On Saturday, 4/13/19, our first parenting seminar took place at Novi Woods! Amanda summarized the book 1-2-3 Magic by Dr. Thomas Phelan, Ph.D.
1-2-3 Magic is an effective method that takes the negotiating and yelling out of disciplining obnoxious behavior. This is behavior you want to STOP (tantrums, screaming, hitting)! In the book, there are also methods for getting your child to START behaviors that they resist doing (getting ready in the morning, etc).
There are two kinds of negative behavior kids have: Stop Behavior and Start Behavior
- Stop behavior is the stuff you want them to stop: whining, disrespect, tantrums, arguing, teasing
- Start behavior is the stuff you want them to start doing: clean their rooms, do homework, get up and out the door in the morning, etc.
Sometimes we think of children as little adults. This assumption is the belief that kids have hearts of gold and they are basically reasonable and unselfish. When they misbehave, we assume they just don’t have enough information to do the right thing, so we start ‘explaining’!
The little adult assumption believes words can deal with children, but persuasion becomes arguing and arguing becomes yelling and yelling can become any one of inappropriate responses.
This reaction is because adults don’t know what to do…they themselves are having a tantrum.
So, we can’t think of kids as little adults. In fact, they are not reasonable and quite selfish.
The Two Biggest Discipline Mistakes are:
- “Too much talking”. This always leads to talk-persuade- argue-yell syndrome. This doesn’t work because it either irritates the child or distracts them.
- “Too much emotion”. If you are praising your child, show the emotion, go for it. Praise away. If you’re disciplining your child, when you show too much emotion, your child sees they created that emotion, it doesn’t matter if it was a negative emotion, they like being in control.
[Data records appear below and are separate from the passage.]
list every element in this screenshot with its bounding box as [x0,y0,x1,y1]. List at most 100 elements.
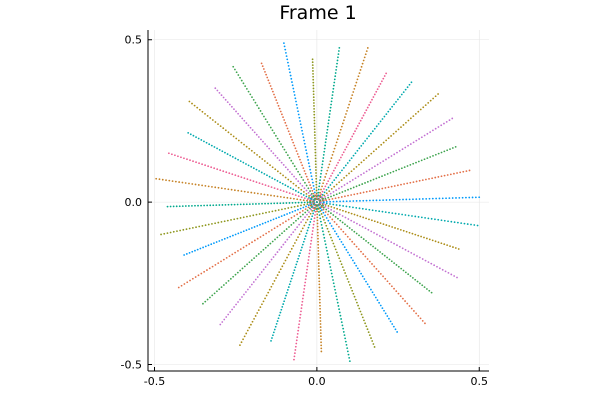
data-point [345,174,348,177]
data-point [440,151,443,154]
data-point [326,227,329,230]
data-point [266,162,269,165]
data-point [342,151,345,154]
ray-31 [315,201,426,325]
data-point [241,267,244,270]
data-point [218,288,221,291]
data-point [314,151,317,154]
data-point [355,245,358,248]
data-point [303,170,306,172]
data-point [296,213,299,216]
data-point [276,188,279,191]
data-point [284,297,286,300]
data-point [268,230,270,233]
data-point [333,185,336,188]
data-point [253,257,256,259]
data-point [363,278,366,280]
data-point [357,248,360,251]
data-point [332,203,335,206]
data-point [176,230,178,233]
data-point [350,170,353,173]
data-point [266,121,269,123]
data-point [274,238,276,241]
data-point [332,150,335,153]
data-point [356,214,359,217]
data-point [365,50,368,52]
data-point [278,248,281,251]
data-point [202,302,204,305]
data-point [249,179,252,182]
data-point [311,181,314,184]
data-point [384,277,387,280]
data-point [337,53,340,56]
data-point [273,93,275,96]
data-point [207,223,210,226]
data-point [378,301,381,304]
data-point [337,235,340,238]
data-point [340,185,343,188]
data-point [383,254,386,257]
data-point [228,172,231,175]
data-point [294,345,297,348]
data-point [350,286,352,289]
data-point [398,150,401,152]
data-point [298,255,300,257]
data-point [337,254,339,257]
data-point [210,144,213,147]
data-point [220,94,223,97]
data-point [231,308,234,311]
data-point [289,250,292,253]
data-point [424,104,427,106]
data-point [320,172,322,175]
data-point [217,262,220,264]
data-point [316,228,319,231]
data-point [401,213,404,216]
data-point [296,336,299,338]
data-point [418,282,421,285]
data-point [421,319,424,322]
data-point [362,216,365,219]
data-point [358,270,361,272]
data-point [332,91,334,93]
data-point [299,207,302,210]
data-point [405,121,407,124]
data-point [468,196,471,199]
data-point [341,191,344,193]
data-point [294,201,297,204]
data-point [201,184,204,187]
data-point [332,242,335,245]
data-point [318,214,321,217]
data-point [313,220,315,223]
data-point [338,238,341,241]
ray-11 [260,62,318,204]
data-point [333,210,335,213]
data-point [235,71,238,74]
data-point [230,219,232,221]
data-point [320,344,323,347]
data-point [356,125,359,127]
data-point [299,252,301,255]
data-point [409,181,412,184]
data-point [305,184,308,187]
data-point [348,172,350,175]
data-point [324,214,326,217]
data-point [297,180,300,183]
data-point [319,317,322,319]
data-point [351,228,353,231]
data-point [241,296,243,298]
data-point [253,192,256,194]
data-point [299,198,302,201]
data-point [337,135,340,137]
data-point [392,198,394,201]
data-point [362,253,365,255]
data-point [329,203,331,205]
data-point [231,234,234,237]
data-point [267,202,270,205]
data-point [284,121,287,124]
data-point [242,246,245,249]
data-point [312,70,314,72]
data-point [326,169,329,172]
data-point [354,298,357,301]
data-point [212,204,215,207]
data-point [317,262,320,264]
Having power temporarily rewards children. That’s why when a child does something that bugs you and you’ve been upset about it; they will definitely do it again!
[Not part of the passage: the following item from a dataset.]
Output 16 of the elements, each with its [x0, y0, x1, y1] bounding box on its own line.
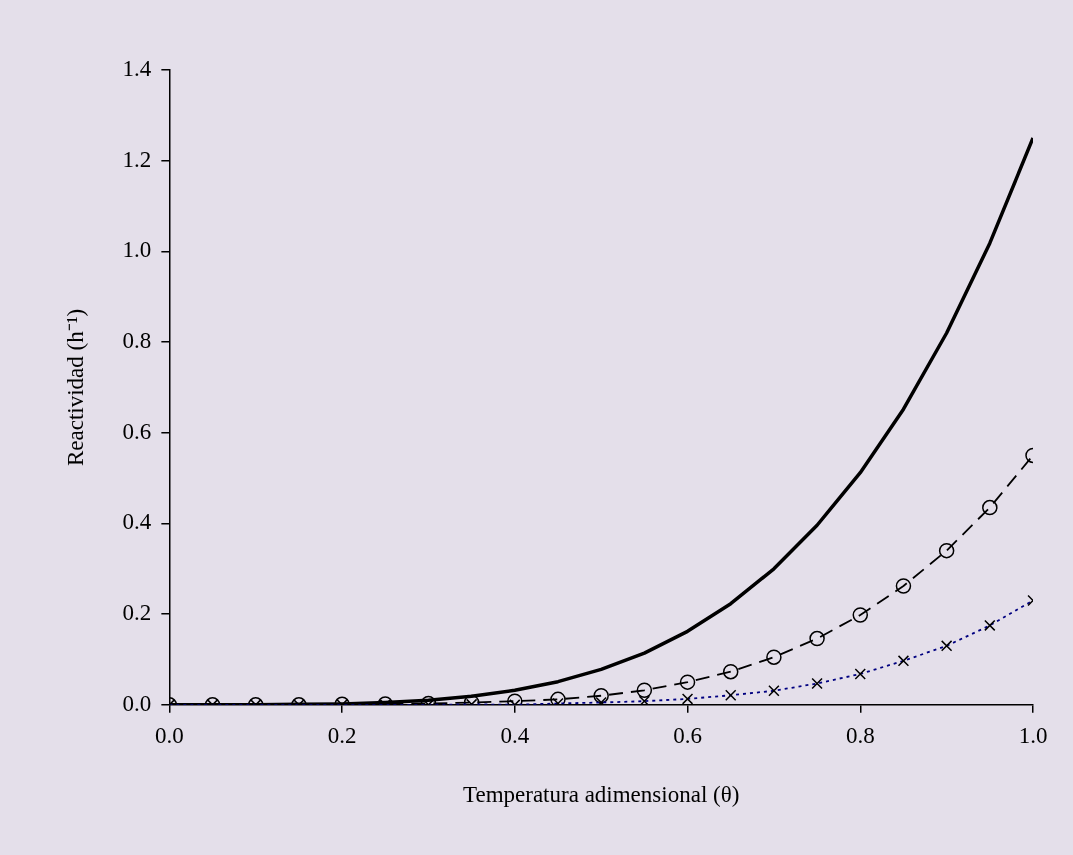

So, let’s explore how to stop obnoxious behavior first. This is where you use the 123 method.
Say your child is having a tantrum on the floor at 6pm because you won’t let him have chips right before dinner. He’s banging his head on the floor, kicking your cabinets, screaming. You see this happening and you calmly say, “That’s 1”.
He doesn’t care, his tantrum is going full blast. You say, “That’s 2”. You get the same reaction, the tantrum continues. You say, “That’s 3, go to your room”.
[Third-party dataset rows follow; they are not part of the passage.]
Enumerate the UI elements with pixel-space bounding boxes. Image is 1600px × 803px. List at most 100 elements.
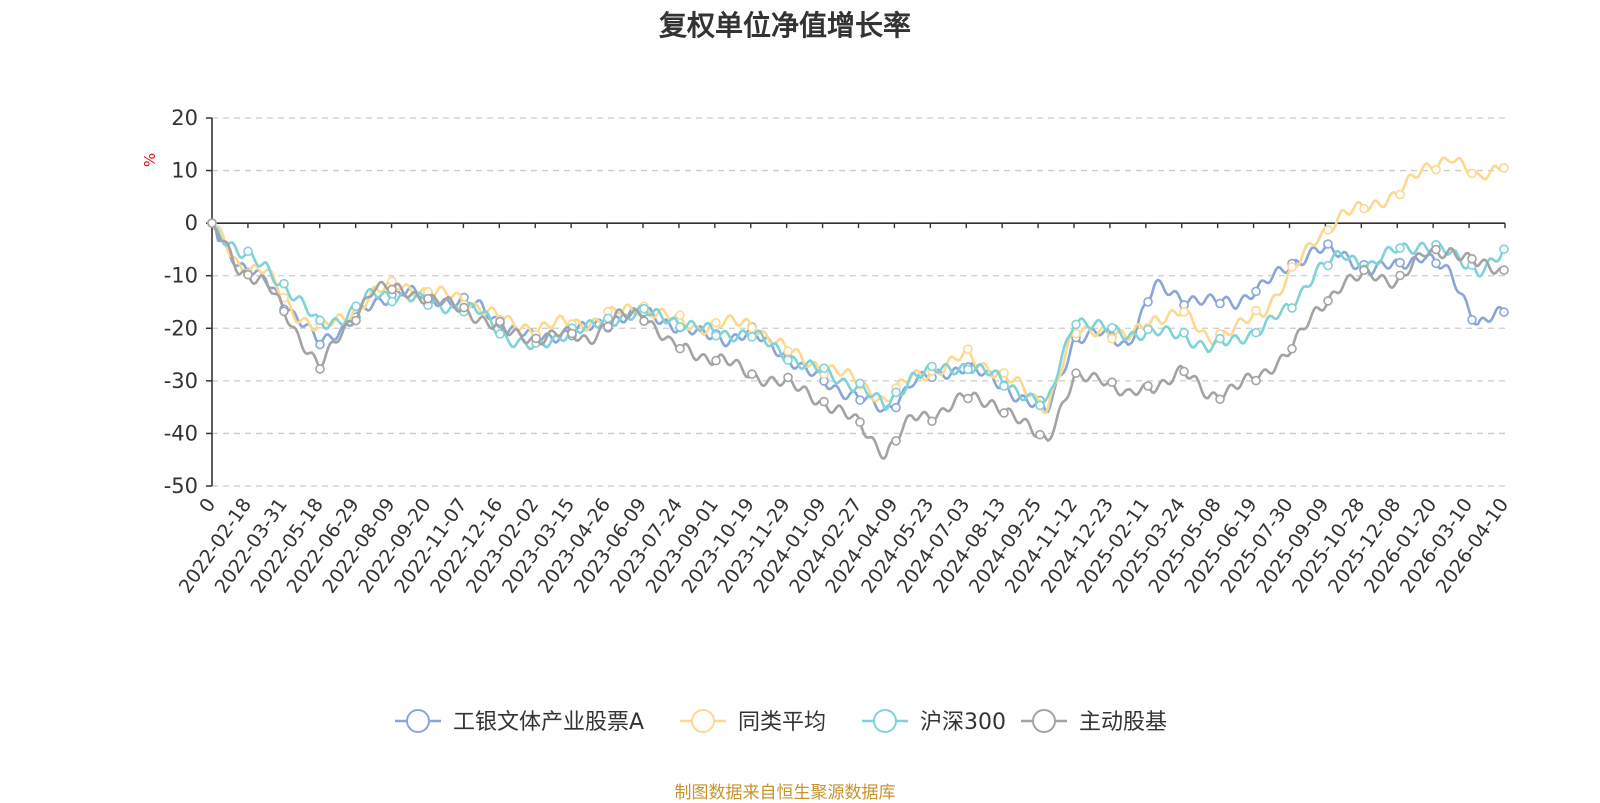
series-marker <box>1143 297 1153 307</box>
series-marker <box>1359 265 1369 276</box>
series-marker <box>315 315 325 326</box>
series-marker <box>1323 260 1333 271</box>
series-marker <box>819 396 829 407</box>
series-marker <box>1107 377 1117 388</box>
series-marker <box>1215 333 1225 344</box>
series-marker <box>891 436 901 446</box>
legend-item-0[interactable]: 工银文体产业股票A <box>395 709 644 735</box>
series-marker <box>963 344 973 354</box>
series-marker <box>1251 286 1261 297</box>
series-marker <box>747 332 757 342</box>
series-marker <box>1323 225 1333 235</box>
x-tick-labels: 02022-02-182022-03-312022-05-182022-06-2… <box>175 494 1513 597</box>
series-marker <box>1287 262 1297 272</box>
grid-layer <box>212 117 1505 487</box>
series-marker <box>1431 244 1441 255</box>
series-layer <box>207 156 1509 460</box>
series-marker <box>603 313 613 324</box>
legend-label: 工银文体产业股票A <box>453 710 644 735</box>
series-marker <box>927 361 937 372</box>
series-marker <box>1251 375 1261 386</box>
y-unit-label: % <box>141 153 159 167</box>
series-marker <box>1179 307 1189 317</box>
legend-item-3[interactable]: 主动股基 <box>1021 709 1167 735</box>
series-marker <box>1251 327 1261 338</box>
series-marker <box>1431 164 1441 175</box>
series-marker <box>999 408 1009 418</box>
y-tick-label: -30 <box>164 369 198 393</box>
x-tick-label: 0 <box>195 494 220 517</box>
legend-item-1[interactable]: 同类平均 <box>680 709 826 735</box>
series-marker <box>747 323 757 333</box>
series-marker <box>243 246 253 257</box>
series-marker <box>1107 322 1117 333</box>
series-marker <box>747 369 757 379</box>
series-marker <box>1499 307 1509 317</box>
series-marker <box>1071 319 1081 330</box>
y-tick-label: -10 <box>164 264 198 288</box>
series-marker <box>495 329 505 339</box>
series-marker <box>1035 400 1045 411</box>
y-tick-label: 10 <box>171 159 198 183</box>
series-marker <box>891 387 901 398</box>
legend[interactable]: 工银文体产业股票A 同类平均 沪深300 主动股基 <box>395 709 1167 735</box>
series-marker <box>387 296 397 307</box>
series-marker <box>567 328 577 339</box>
series-marker <box>711 317 721 328</box>
series-marker <box>783 346 793 356</box>
series-marker <box>1143 381 1153 391</box>
series-marker <box>1395 257 1405 268</box>
legend-label: 沪深300 <box>920 710 1006 735</box>
y-tick-label: 20 <box>171 106 198 130</box>
series-marker <box>1323 296 1333 306</box>
series-marker <box>963 393 973 404</box>
y-tick-label: -40 <box>164 421 198 445</box>
legend-marker <box>1032 709 1056 733</box>
y-tick-label: 0 <box>185 211 198 235</box>
series-marker <box>1323 239 1333 249</box>
series-marker <box>675 310 685 320</box>
series-marker <box>675 322 685 332</box>
series-marker <box>1215 394 1225 405</box>
series-marker <box>1395 270 1405 281</box>
legend-label: 同类平均 <box>738 710 826 735</box>
series-marker <box>1359 203 1369 214</box>
y-tick-label: -20 <box>164 316 198 340</box>
series-marker <box>963 364 973 375</box>
series-marker <box>1287 303 1297 313</box>
series-marker <box>1107 333 1117 344</box>
legend-marker <box>691 709 715 733</box>
series-marker <box>783 372 793 383</box>
series-marker <box>1467 254 1477 264</box>
series-marker <box>1215 298 1225 309</box>
legend-marker <box>406 709 430 733</box>
series-marker <box>1287 343 1297 354</box>
series-marker <box>1467 168 1477 179</box>
series-marker <box>1431 258 1441 269</box>
legend-item-2[interactable]: 沪深300 <box>862 709 1006 735</box>
series-marker <box>1179 327 1189 338</box>
series-marker <box>1395 243 1405 253</box>
legend-marker <box>873 709 897 733</box>
source-note: 制图数据来自恒生聚源数据库 <box>674 783 896 803</box>
series-marker <box>351 315 361 326</box>
series-marker <box>423 293 433 304</box>
series-marker <box>999 381 1009 391</box>
series-marker <box>387 284 397 295</box>
series-marker <box>819 363 829 374</box>
series-marker <box>243 269 253 280</box>
series-marker <box>711 355 721 366</box>
series-marker <box>315 364 325 374</box>
series-marker <box>1467 315 1477 325</box>
series-marker <box>1071 368 1081 378</box>
series-marker <box>855 378 865 389</box>
series-marker <box>927 416 937 427</box>
series-marker <box>603 321 613 332</box>
series-marker <box>531 333 541 344</box>
series-marker <box>711 330 721 341</box>
series-marker <box>639 316 649 326</box>
series-marker <box>1499 244 1509 254</box>
series-marker <box>855 395 865 405</box>
series-marker <box>1499 265 1509 275</box>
He’s been given 3 chances, but he didn’t so there’s going to be a consequence. So, if he won’t go on his own, you pick him up and bring him to his room. You do not talk on the way, no explaining why he’s going to his room, why he can’t have chips & it’ll ruin his appetite. You don’t complain that he’s too heavy. You say NOTHING. When you get to his room, he goes in and he can do anything he wants. Play with his toys, read a book, stay mad at you, whatever. You may have to hold the door closed if he tries to get out. You continue to say NOTHING.
This is what is different than other methods. There’s no explaining, no negotiating, no rehashing the rules. They know what they did wrong and you are not about to give them attention for their negative behavior. After the time in his room, you let him out calmly. You say NOTHING. No talking, no emotion, no apologies, no lectures. Do not say “Now are you going to be a good boy?” What do you think he’ll say?! Do not say “Do you realize what you’ve been doing to your mother all afternoon? Why do we have to go through this all the time? I’m so sick and tired of you acting like this.” This just begs for argument. Remember, they’re not little adults. You can’t reason with them. There is no need to lecture because he already knows what he did wrong and he was already punished for it.
If you think this method seems like something you’d like to try, please pick up a copy of 1-2-3 Magic or find the video. You’ll find out many more tips & tricks such as how exactly to implement this program, and how to get your child to start activities they need to do but wont!